Agora vamos à forma como coleto a Calliandra Depauperata.  Levo comigo as ferramentas básicas como chibanca, facão, tesourão, tesoura menor, plástico para acondicionamento, fita adesiva ou ligas para embalagem e... água. Sim. Levo água em garrafas pet, pois antes de começar o trabalho de escavação vou molhando ao redor da planta, para permitir que o torrão fique mais consistente. Enquanto a água é absorvida pelo solo, uso o tesourão para podar os galhos grossos, deixando a estrutura da planta na forma desejada. Depois de molhado o entorno do tronco da planta, vou cavando ao redor, cortando as raízes. Dependendo do porte da Calliandra, utilizo a chibanca ou simplesmente o facão. Quando a planta a ser coletada é de pequeno porte, enterro o facão na vertical e puxo cortando as raízes. Faço isso nos quatro lados da planta e logo todas as raízes horizontais estão contadas e o torrão fica retangular. Depois é só cortar alguma raiz que esteja mais profunda, o que é raro, e tirar o bloco do tronco com o torrão bem formado, pois a humidade ajuda. Aí é só envolver em plástico e a planta está pronta para transporte. No retorno para casa, é só colocar em bacia ou caixote com areia lavada (areia de construção) e em aproximadamente 10 dias ela já mostra brotação.

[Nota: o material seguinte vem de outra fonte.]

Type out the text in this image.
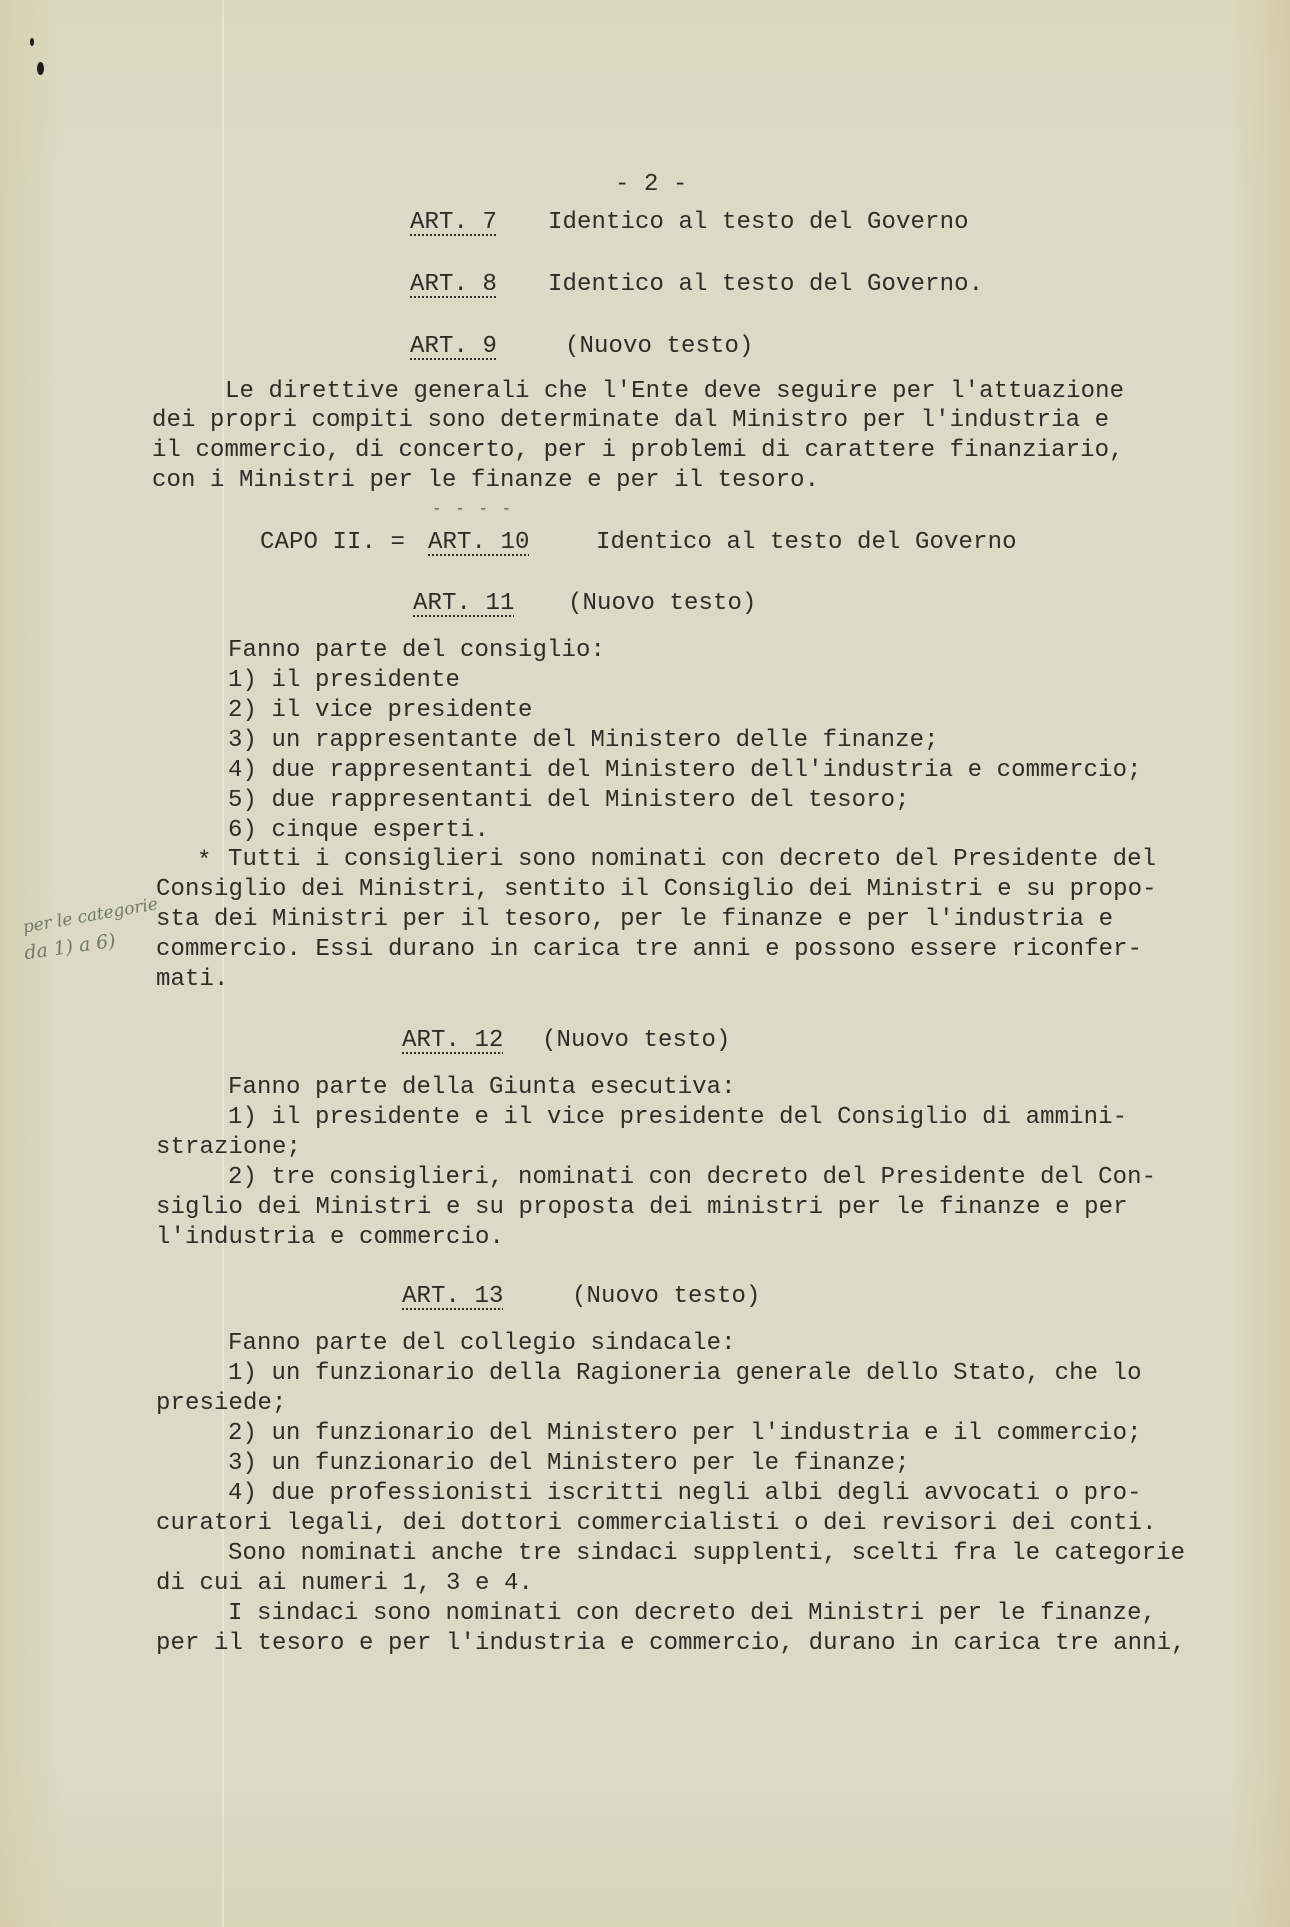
- 2 -
ART. 7 Identico al testo del Governo
ART. 8 Identico al testo del Governo.
ART. 9	(Nuovo testo)
Le direttive generali che l'Ente deve seguire per l'attuazione
dei propri compiti sono determinate dal Ministro per l'industria e
il commercio, di concerto, per i problemi di carattere finanziario,
con i Ministri per le finanze e per il tesoro.
- - - -
CAPO II. = ART. 10	Identico al testo del Governo
ART. 11 (Nuovo testo)
Fanno parte del consiglio:
1) il presidente
2) il vice presidente
3) un rappresentante del Ministero delle finanze;
4) due rappresentanti del Ministero dell'industria e commercio;
5) due rappresentanti del Ministero del tesoro;
6) cinque esperti.
* Tutti i consiglieri sono nominati con decreto del Presidente del
Consiglio dei Ministri, sentito il Consiglio dei Ministri e su propo-
sta dei Ministri per il tesoro, per le finanze e per l'industria e
commercio. Essi durano in carica tre anni e possono essere riconfer-
mati.
per le categorie
da 1) a 6)
ART. 12 (Nuovo testo)
Fanno parte della Giunta esecutiva:
1) il presidente e il vice presidente del Consiglio di ammini-
strazione;
2) tre consiglieri, nominati con decreto del Presidente del Con-
siglio dei Ministri e su proposta dei ministri per le finanze e per
l'industria e commercio.
ART. 13	(Nuovo testo)
Fanno parte del collegio sindacale:
1) un funzionario della Ragioneria generale dello Stato, che lo
presiede;
2) un funzionario del Ministero per l'industria e il commercio;
3) un funzionario del Ministero per le finanze;
4) due professionisti iscritti negli albi degli avvocati o pro-
curatori legali, dei dottori commercialisti o dei revisori dei conti.
Sono nominati anche tre sindaci supplenti, scelti fra le categorie
di cui ai numeri 1, 3 e 4.
I sindaci sono nominati con decreto dei Ministri per le finanze,
per il tesoro e per l'industria e commercio, durano in carica tre anni,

Em outras espécies de plantas o processo de coleta é bem mais trabalhoso, pois em geral as raízes grossas vão a grandes profundidades e as raízes funcionais, as finas, não estão rasas. Nesse caso a planta sofre um estresse bem maior e, dependendo da espécie, a recuperação é demorada.
É bom que se tenha o cuidado de logo após acomodar a planta fazer uma cuidadosa  pulverização com algum tipo de inseticida para matar alguma praga que eventualmente venha na planta, como cupins, formigas ou outros insetos. Uso aquele chamado de Barrage, que é eficiente e barato e pode ser encontrado em qualquer pet shop ou loja de material veterinário. Esse procedimento evita trazer para casa pragas que podem se espalhar por outros bonsai que tivermos.

ARAMAÇÃO – Quanto à estruturação e condução da copa, tenho obtido melhores resultados fazendo tracionamento dos galhos lignificados, ou seja, que já adquiriram estrutura de madeira. Para aramar, melhor fazê-lo enquanto os galhos ainda estão bem finos, entre 2 e 3mm, pois logo a madeira se torna áspera e fácil de quebrar. Em aproximadamente 4 meses os arames podem ser retirados, dependendo da espessura do galho e curvatura que se deseja obter.
Mas, grande parte do trabalho de formação da copa da Calliandra Depauperata pode ser feito usando constantemente a poda de galhos para adensamento e estruturação da copa.


Bem, essas são as observações que tenho feito sobre a Calliandra Depauperata nesses anos de contato com ela. Faço observações em casa, com elas bem alimentadas, mas rotineiramente estou indo ao campo em companhia de alguns amigos bonsaístas e venho observando o seu comportamento na natureza em todas as estações do ano.
Espero ter ajudado aos que buscam informações sobre essa variedade de calliandra.